Curioso come in certe annate fu tale la concentrazione di
capolavori rimasti senza riconoscimento che si capisce come fu
davvero difficile scegliere. Nel 1966, ad esempio, Nessuno mi
può giudicare di Caterina Caselli, Il ragazzo della via Gluck di
Adriano Celentano in abbinamento con il Trio del Clan, composto
da Ico Cerutti, Pilade e Gino Santercol, La notte dell'addio e
Io ti darò di più, mentre a vincere fu Dio come ti amo di
Domenico Modugno (alla sua quarta vittoria in nove edizioni) e
Gigliola Cinquetti. Nel 1967, l'anno più drammatico di sempre
per la tragica fine di Luigi Tenco in gara con Dalida con Ciao
Amore Ciao, c'erano in gara canzoni come Cuore matto,
L'immensità, La musica è finita (meraviglia cantata da Ornella
Vanoni e Mario Guarnera e scritto da Nicola Salerno-Nisa e
Franco Califano per il testo e da Umberto Bindi per la musica) e
Bisogna saper perdere dei The Rokes e Lucio Dalla.

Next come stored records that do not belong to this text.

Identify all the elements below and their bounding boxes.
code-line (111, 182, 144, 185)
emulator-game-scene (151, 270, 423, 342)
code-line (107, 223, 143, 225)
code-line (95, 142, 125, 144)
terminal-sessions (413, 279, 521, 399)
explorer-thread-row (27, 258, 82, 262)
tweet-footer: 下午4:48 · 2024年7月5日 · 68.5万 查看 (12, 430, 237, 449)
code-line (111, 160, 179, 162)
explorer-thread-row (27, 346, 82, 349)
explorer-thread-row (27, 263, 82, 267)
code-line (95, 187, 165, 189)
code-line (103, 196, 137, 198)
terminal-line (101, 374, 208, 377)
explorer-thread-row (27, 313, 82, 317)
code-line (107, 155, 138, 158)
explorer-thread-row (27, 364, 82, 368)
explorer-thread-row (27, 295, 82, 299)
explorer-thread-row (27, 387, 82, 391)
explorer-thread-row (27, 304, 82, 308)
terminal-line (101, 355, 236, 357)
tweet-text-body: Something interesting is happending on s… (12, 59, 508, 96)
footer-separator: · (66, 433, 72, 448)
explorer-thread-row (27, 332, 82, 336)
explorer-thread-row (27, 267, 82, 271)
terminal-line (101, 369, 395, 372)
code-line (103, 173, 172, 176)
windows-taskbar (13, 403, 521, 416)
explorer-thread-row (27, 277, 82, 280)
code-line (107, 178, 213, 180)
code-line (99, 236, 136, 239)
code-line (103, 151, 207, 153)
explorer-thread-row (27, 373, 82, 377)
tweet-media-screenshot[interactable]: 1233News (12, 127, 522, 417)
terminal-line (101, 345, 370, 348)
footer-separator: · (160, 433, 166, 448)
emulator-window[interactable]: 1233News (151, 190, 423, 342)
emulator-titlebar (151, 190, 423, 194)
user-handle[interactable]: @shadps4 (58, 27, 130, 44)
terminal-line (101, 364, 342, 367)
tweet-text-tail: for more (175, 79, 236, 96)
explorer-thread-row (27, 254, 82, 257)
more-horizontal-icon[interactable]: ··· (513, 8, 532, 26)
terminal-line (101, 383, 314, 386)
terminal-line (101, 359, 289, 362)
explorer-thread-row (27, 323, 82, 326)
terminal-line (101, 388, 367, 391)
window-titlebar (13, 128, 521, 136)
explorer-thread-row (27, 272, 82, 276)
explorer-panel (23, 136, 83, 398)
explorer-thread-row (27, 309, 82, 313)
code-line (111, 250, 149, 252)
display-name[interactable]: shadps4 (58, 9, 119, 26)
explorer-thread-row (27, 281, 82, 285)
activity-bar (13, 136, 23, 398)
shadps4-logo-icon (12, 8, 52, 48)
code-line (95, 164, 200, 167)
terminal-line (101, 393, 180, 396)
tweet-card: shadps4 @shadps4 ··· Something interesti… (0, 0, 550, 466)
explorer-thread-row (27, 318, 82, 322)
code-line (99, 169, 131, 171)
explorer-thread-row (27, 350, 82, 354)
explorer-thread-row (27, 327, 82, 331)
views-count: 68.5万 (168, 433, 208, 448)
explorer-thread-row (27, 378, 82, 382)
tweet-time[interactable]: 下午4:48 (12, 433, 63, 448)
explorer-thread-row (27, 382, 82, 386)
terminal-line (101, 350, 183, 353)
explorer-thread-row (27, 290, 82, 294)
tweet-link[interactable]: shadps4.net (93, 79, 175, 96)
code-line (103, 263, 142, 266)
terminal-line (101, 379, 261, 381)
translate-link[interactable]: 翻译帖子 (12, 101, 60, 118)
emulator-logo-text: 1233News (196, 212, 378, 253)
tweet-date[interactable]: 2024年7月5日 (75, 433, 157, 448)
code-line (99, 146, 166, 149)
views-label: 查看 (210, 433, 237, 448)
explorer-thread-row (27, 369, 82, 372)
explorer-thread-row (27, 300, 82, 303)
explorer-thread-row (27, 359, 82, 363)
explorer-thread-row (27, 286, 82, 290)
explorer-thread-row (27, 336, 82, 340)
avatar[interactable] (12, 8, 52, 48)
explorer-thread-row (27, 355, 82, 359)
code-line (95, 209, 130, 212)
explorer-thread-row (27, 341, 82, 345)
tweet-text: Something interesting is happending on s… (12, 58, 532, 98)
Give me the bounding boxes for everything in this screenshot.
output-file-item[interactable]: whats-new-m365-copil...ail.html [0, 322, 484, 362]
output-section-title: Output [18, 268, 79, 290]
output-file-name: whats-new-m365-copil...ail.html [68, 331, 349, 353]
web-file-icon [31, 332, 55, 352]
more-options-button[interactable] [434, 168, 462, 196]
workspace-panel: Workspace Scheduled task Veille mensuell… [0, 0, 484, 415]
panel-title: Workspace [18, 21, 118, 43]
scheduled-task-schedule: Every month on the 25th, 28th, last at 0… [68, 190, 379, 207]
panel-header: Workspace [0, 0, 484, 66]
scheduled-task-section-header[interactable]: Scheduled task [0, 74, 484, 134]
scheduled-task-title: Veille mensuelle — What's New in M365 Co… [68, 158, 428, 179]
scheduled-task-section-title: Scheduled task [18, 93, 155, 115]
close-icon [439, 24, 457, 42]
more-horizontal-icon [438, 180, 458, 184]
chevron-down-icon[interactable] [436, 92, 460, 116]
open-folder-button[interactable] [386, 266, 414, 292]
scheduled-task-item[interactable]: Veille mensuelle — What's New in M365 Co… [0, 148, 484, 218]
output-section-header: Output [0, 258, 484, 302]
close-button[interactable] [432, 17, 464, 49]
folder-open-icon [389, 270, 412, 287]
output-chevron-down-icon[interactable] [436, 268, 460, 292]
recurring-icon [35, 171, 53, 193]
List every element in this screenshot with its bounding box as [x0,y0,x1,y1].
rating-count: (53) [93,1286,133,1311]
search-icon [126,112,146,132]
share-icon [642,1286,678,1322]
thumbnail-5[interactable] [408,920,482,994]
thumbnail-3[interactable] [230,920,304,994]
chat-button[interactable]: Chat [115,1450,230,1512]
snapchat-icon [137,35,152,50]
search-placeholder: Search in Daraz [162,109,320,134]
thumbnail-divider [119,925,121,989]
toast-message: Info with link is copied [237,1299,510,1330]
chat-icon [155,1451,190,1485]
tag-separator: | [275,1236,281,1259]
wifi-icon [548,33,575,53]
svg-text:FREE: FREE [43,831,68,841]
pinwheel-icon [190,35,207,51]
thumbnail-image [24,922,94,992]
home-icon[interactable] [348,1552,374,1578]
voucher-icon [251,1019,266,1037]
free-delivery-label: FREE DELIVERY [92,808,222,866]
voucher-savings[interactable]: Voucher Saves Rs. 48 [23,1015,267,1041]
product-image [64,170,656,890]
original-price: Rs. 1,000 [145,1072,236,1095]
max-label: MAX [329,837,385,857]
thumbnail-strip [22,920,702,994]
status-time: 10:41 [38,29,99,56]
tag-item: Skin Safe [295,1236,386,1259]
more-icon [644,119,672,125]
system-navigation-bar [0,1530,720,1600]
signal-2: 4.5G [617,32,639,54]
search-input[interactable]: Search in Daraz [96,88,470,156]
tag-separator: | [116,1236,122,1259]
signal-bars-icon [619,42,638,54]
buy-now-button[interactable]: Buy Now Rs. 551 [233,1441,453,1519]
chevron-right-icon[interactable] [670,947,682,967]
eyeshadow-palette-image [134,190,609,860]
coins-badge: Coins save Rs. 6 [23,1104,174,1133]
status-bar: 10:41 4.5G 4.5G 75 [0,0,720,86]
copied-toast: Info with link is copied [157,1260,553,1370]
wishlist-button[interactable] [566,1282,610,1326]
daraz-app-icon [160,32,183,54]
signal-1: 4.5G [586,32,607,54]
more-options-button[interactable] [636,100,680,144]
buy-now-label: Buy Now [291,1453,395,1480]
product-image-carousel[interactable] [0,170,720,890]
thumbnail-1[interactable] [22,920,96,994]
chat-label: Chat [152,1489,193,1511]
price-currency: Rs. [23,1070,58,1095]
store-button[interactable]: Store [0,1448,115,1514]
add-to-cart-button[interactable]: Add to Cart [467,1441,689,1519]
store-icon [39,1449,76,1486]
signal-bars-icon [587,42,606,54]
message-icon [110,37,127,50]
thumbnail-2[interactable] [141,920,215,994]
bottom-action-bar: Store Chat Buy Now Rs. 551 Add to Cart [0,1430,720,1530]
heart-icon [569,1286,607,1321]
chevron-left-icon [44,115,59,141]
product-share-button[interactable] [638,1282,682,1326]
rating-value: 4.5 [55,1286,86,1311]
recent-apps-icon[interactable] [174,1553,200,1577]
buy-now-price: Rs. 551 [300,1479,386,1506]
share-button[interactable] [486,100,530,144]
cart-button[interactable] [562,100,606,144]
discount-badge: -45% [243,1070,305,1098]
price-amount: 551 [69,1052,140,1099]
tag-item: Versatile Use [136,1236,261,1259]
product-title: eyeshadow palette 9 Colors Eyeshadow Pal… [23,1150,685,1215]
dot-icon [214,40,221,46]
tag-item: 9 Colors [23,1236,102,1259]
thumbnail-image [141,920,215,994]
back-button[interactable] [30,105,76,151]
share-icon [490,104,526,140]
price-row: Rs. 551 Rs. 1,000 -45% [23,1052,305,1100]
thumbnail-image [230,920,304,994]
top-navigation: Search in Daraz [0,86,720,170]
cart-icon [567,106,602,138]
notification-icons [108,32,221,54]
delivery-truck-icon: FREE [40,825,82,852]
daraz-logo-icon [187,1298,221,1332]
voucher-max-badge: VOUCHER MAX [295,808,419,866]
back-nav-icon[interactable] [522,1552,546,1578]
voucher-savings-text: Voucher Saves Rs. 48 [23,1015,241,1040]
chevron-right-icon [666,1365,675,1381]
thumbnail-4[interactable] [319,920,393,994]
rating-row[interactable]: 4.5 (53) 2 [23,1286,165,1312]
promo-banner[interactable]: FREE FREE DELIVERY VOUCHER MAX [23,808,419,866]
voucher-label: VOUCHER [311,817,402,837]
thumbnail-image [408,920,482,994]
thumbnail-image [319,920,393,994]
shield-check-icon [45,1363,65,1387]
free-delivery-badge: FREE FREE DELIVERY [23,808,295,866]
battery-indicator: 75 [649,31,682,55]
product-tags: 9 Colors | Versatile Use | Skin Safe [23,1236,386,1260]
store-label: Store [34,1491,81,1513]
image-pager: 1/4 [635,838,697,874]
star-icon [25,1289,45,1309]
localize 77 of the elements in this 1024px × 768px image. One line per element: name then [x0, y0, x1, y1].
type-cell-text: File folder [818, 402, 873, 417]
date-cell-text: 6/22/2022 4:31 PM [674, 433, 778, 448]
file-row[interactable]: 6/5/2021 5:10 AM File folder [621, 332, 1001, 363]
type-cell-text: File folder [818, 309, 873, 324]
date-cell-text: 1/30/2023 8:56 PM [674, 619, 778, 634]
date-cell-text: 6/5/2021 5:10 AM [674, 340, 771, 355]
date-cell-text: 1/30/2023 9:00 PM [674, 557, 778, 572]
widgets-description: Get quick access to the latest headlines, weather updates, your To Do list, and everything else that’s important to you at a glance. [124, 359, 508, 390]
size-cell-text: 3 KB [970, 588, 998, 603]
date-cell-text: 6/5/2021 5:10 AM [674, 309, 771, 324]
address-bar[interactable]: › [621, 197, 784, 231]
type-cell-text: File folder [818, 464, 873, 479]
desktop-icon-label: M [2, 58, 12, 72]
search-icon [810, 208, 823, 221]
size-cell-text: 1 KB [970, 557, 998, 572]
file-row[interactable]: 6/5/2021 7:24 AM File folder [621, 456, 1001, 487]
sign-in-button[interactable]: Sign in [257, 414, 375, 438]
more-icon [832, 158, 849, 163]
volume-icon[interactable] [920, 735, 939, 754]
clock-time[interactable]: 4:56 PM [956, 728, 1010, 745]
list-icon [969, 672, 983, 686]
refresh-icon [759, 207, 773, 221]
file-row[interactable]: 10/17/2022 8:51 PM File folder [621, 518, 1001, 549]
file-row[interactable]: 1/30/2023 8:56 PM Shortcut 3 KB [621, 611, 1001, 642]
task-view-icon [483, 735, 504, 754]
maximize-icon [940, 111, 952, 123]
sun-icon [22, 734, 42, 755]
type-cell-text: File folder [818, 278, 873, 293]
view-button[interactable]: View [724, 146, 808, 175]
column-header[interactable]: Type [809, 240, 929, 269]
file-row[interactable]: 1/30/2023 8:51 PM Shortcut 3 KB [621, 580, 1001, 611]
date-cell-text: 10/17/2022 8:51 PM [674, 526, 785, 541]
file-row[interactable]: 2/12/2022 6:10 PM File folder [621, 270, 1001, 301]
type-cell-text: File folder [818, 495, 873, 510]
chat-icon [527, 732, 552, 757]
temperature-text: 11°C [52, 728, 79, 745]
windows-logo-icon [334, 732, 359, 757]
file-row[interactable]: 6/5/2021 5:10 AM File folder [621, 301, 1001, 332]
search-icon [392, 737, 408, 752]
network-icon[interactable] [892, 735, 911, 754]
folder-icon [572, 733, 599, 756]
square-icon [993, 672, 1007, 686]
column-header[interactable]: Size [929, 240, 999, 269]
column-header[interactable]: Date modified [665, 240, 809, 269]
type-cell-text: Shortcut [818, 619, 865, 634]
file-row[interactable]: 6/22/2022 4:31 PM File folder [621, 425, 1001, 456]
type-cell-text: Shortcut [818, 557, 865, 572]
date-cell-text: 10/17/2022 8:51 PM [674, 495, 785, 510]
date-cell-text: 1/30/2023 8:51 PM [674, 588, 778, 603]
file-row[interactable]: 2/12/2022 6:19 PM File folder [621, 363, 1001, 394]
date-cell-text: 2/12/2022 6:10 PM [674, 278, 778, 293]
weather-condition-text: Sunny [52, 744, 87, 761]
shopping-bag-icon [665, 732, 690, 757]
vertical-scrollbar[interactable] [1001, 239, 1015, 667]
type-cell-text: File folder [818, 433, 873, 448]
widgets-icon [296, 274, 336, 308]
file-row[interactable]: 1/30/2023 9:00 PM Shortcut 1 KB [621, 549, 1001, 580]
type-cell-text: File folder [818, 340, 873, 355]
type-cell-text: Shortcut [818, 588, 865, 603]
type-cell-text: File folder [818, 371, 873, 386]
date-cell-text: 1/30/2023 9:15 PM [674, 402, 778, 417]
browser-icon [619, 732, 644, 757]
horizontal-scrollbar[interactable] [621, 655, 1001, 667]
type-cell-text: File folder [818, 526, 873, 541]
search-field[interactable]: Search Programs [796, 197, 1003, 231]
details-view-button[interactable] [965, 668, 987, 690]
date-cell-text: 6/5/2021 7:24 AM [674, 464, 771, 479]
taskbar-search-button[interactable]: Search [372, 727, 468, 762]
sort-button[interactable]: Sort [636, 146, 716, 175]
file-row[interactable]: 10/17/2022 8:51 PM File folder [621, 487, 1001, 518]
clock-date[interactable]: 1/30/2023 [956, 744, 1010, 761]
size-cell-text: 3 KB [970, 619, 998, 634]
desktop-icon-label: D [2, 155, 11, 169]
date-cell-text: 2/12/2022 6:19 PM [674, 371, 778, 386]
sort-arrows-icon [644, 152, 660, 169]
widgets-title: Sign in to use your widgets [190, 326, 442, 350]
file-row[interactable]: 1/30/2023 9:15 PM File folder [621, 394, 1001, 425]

Correndo avanti nel tempo nel 1972 ci sono icone come
Jesahel, Montagne verdi e Piazza Grande e nel 1981 Maledetta
primavera, Sarà perché ti amo e Ancora. E nel 1995? Non
agguantarono la vittoria pezzi da novanta come Destinazione
Paradiso, Con te partirò, Finalmente tu e Gente come noi. Negli
ultimi anni sono state incredibilmente terza Vietato morire di
Ermal Meta (2017) e quarta Musica leggerissima di Colapesce
Dimartino (2021).
L'elenco è lunghissimo e può essere solo parziale. Chissà
quanti 13/i o 18/i posti ogni italiano ha nel cuore. Adesso
manca poco alla 76/a edizione: non resta che aspettare il podio,
sicuri che l'icona potrebbe spuntare da chissà dove... (ANSA).